Nevertheless, recent government plans and reports indicate that the government intends to enact the Draft Law. Plans to adopt an umbrella framework were included in the latest Government Plan and the 10th Medium-Term Plan (for the years 2016 to 2018) of the Ministry of Development. The Public-Private Partnership Special Committee Report on the 10th Development Plan (for the years 2014 to 2018) also set forth that adoption of a single, clear-cut umbrella law would be the initial step to creating unified legislation, and that revoking a great number of various legislation was necessary in order to harmonize and simplify the legislative schemes. In light of such indications coming from governmental sources, it is not unreasonable to expect some progress to be made by the Government by the year 2018.

Notwithstanding these official pronouncements, our feeling is that excitement about enacting the Draft Law is fading, and the idea of revising the multiplicity of specific micro-level legislation is gaining favour instead. As examples of such surgical interventions, industry insiders suggest that the BLT Law may be revised to limit or remove the need to obtain High Planning Council approval before changes can be made to project agreements. Similarly, informed speculation indicates that the components or triggers of termination on compensation clauses may be changed for projects to be newly tendered.


It may indeed be beneficial to set up a central PPP administration to oversee nationwide PPP policy. Such a PPP authority would be able to coordinate the procedures to be followed in setting the procurement regime and the agreement phase, harmonize when financiers would be given step-in rights, crystalize the general terms and conditions about when the State’s or the Treasury’s debt assumption undertakings would be triggered, and standardize the general obligations of project companies. Whether project agreements and implementation agreements are subject to private law or administrative law is a fundamental decision, and we believe this discretion should be exercised by the legislature and on an industry-specific basis. We therefore believe that the requirement that this decision be made at the level of a properly promulgated law separately for each industry should be retained, or else addressed and resolved directly and specifically in an overarching PPP law. However it is accomplished, if the legislature clearly sets out the procedures to be followed when awarding PPP projects in a framework of national applicability, it would certainly help potential investors to know exactly what to expect when gearing up to enter into a long-term cooperation agreement with the state.

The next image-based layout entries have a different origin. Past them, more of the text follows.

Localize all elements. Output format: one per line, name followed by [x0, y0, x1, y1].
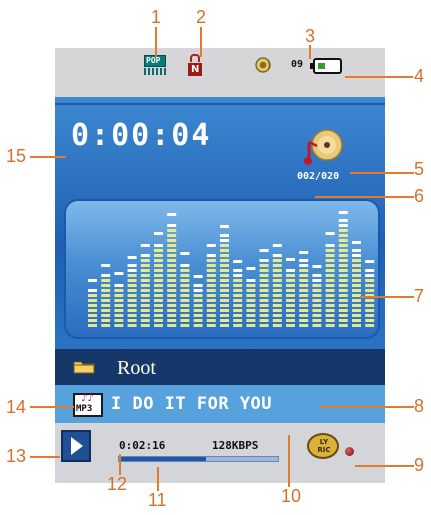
leader-11 — [157, 467, 159, 491]
callout-2: 2 — [196, 7, 207, 27]
leader-12 — [119, 454, 121, 475]
equalizer-bar — [338, 211, 348, 327]
equalizer-bar — [154, 232, 163, 327]
equalizer-bar — [114, 272, 124, 327]
leader-15 — [30, 156, 66, 158]
leader-8 — [320, 406, 414, 408]
equalizer-display — [64, 199, 380, 339]
song-title-row[interactable]: ♪♪ MP3 I DO IT FOR YOU — [55, 385, 385, 423]
callout-1: 1 — [151, 7, 162, 27]
elapsed-time: 0:02:16 — [119, 439, 166, 452]
folder-label: Root — [117, 357, 156, 379]
equalizer-bar — [206, 244, 216, 327]
leader-5 — [350, 172, 414, 174]
callout-10: 10 — [281, 486, 302, 506]
lyric-icon[interactable]: LY RIC — [307, 433, 339, 459]
mp3-file-icon: ♪♪ MP3 — [73, 393, 103, 417]
callout-5: 5 — [414, 159, 425, 179]
play-icon[interactable] — [61, 430, 91, 462]
equalizer-bar — [101, 264, 111, 327]
equalizer-bar — [259, 249, 269, 327]
equalizer-bars — [88, 211, 375, 327]
progress-bar[interactable] — [118, 456, 279, 462]
equalizer-bar — [180, 252, 190, 327]
equalizer-bar — [312, 265, 322, 327]
callout-11: 11 — [148, 490, 167, 510]
leader-4 — [345, 76, 413, 78]
equalizer-bar — [193, 275, 203, 327]
bottom-bar: 0:02:16 128KBPS LY RIC — [55, 423, 385, 483]
leader-10 — [288, 435, 290, 487]
equalizer-bar — [325, 232, 335, 327]
callout-14: 14 — [6, 397, 27, 417]
callout-7: 7 — [414, 286, 425, 306]
track-counter: 002/020 — [297, 171, 340, 182]
folder-row[interactable]: Root — [55, 349, 385, 385]
equalizer-bar — [233, 260, 243, 327]
callout-9: 9 — [414, 455, 425, 475]
playback-time: 0:00:04 — [71, 118, 212, 153]
repeat-label: N — [191, 64, 200, 75]
callout-8: 8 — [414, 396, 425, 416]
leader-1 — [155, 27, 157, 57]
folder-icon — [73, 358, 95, 374]
equalizer-bar — [88, 279, 97, 327]
status-bar: POP N 09 — [55, 48, 385, 97]
lyric-label: LY RIC — [317, 438, 331, 454]
leader-7 — [360, 296, 414, 298]
record-dot-icon — [345, 447, 354, 456]
equalizer-bar — [220, 225, 229, 327]
music-cd-icon — [303, 128, 343, 168]
equalizer-bar — [127, 256, 137, 327]
callout-3: 3 — [305, 26, 316, 46]
equalizer-bar — [299, 251, 309, 327]
pop-eq-icon[interactable]: POP — [144, 55, 166, 75]
leader-3 — [309, 45, 311, 59]
repeat-normal-icon[interactable]: N — [188, 54, 202, 76]
callout-13: 13 — [6, 446, 27, 466]
song-title: I DO IT FOR YOU — [111, 394, 273, 414]
callout-4: 4 — [414, 66, 425, 86]
leader-9 — [355, 465, 414, 467]
leader-6 — [315, 196, 414, 198]
equalizer-bar — [140, 244, 150, 327]
callout-12: 12 — [107, 474, 128, 494]
equalizer-bar — [286, 258, 295, 327]
callout-15: 15 — [6, 146, 27, 166]
leader-13 — [30, 456, 60, 458]
speaker-icon[interactable] — [255, 57, 271, 73]
battery-icon — [310, 58, 342, 74]
bitrate: 128KBPS — [212, 439, 259, 452]
progress-fill — [119, 457, 207, 461]
volume-value: 09 — [291, 59, 304, 70]
main-display-panel: 0:00:04 002/020 — [55, 97, 385, 349]
equalizer-bar — [272, 244, 282, 327]
mp3-player-screen: POP N 09 0:00:04 002/020 Root ♪♪ MP3 I D… — [55, 48, 385, 483]
eq-preset-label: POP — [146, 56, 161, 65]
format-label: MP3 — [76, 404, 93, 414]
equalizer-bar — [352, 241, 361, 327]
equalizer-bar — [246, 267, 256, 327]
equalizer-bar — [167, 213, 177, 327]
leader-14 — [30, 406, 74, 408]
callout-6: 6 — [414, 186, 425, 206]
leader-2 — [200, 27, 202, 57]
equalizer-bar — [365, 260, 375, 327]
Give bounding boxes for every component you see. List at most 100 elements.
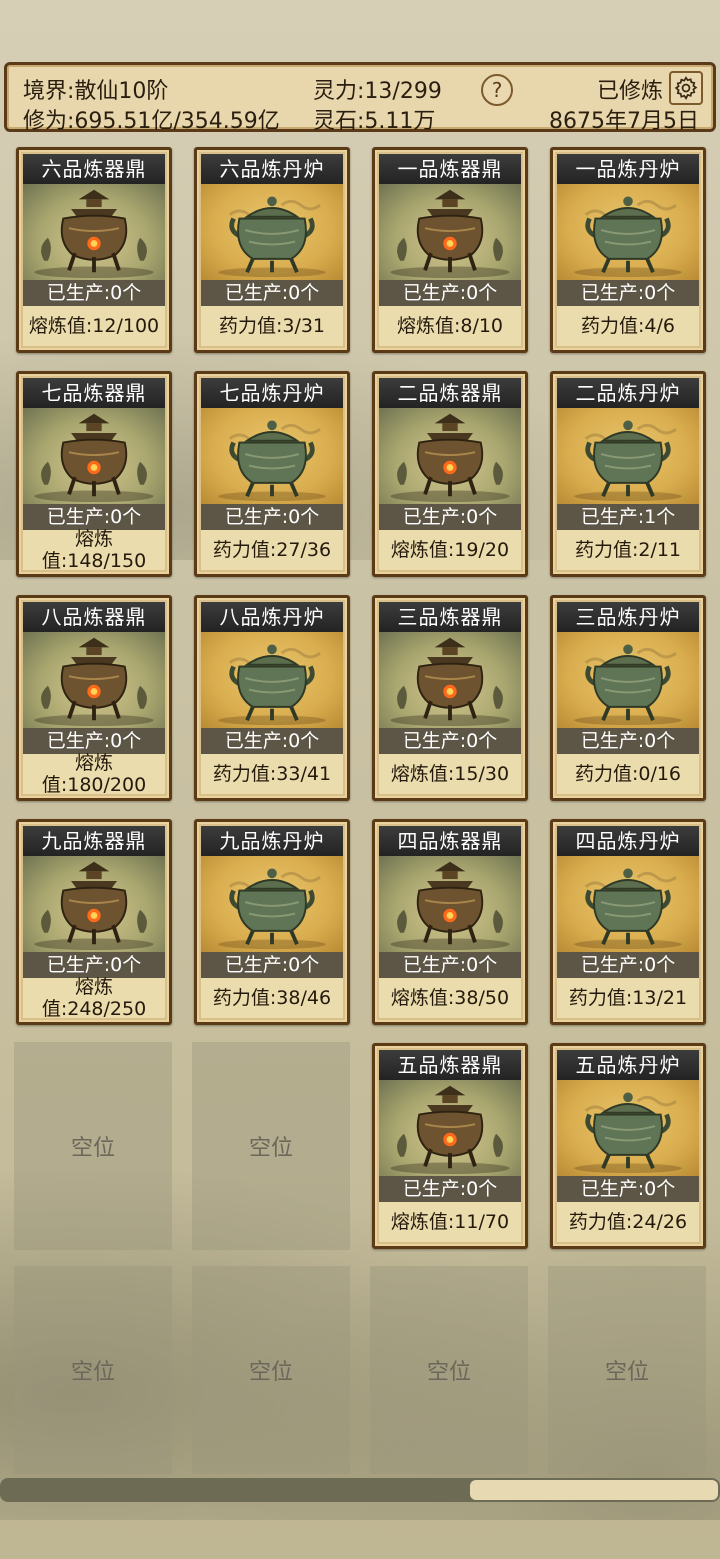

Regardless of the exact scope of the revisions to the legislative framework governing PPPs, one factor that must be kept in mind is the vested rights of concessionaires in ongoing projects. Because PPP projects by their nature span multiple decades, it is very important that investors who have been granted certain rights and privileges in the past are adequately protected from changes in the law. It is crucial to make it absolutely clear that any updates to the legislative framework have prospective effect only. In order to remove all doubt as to the status of existing concessionaires, it may be necessary to make this carve-out explicit by way of provisional articles that directly address this question. These provisional articles will need to be drafted by experts who are intimately familiar with the particular PPP project to be affected, as this particularized effect cannot be attained by using general clauses. If the Turkish government is to continue to present itself as a reliable long-term partner to would-be investors, the importance of shielding existing PPP partners from changes to the law cannot be overemphasized.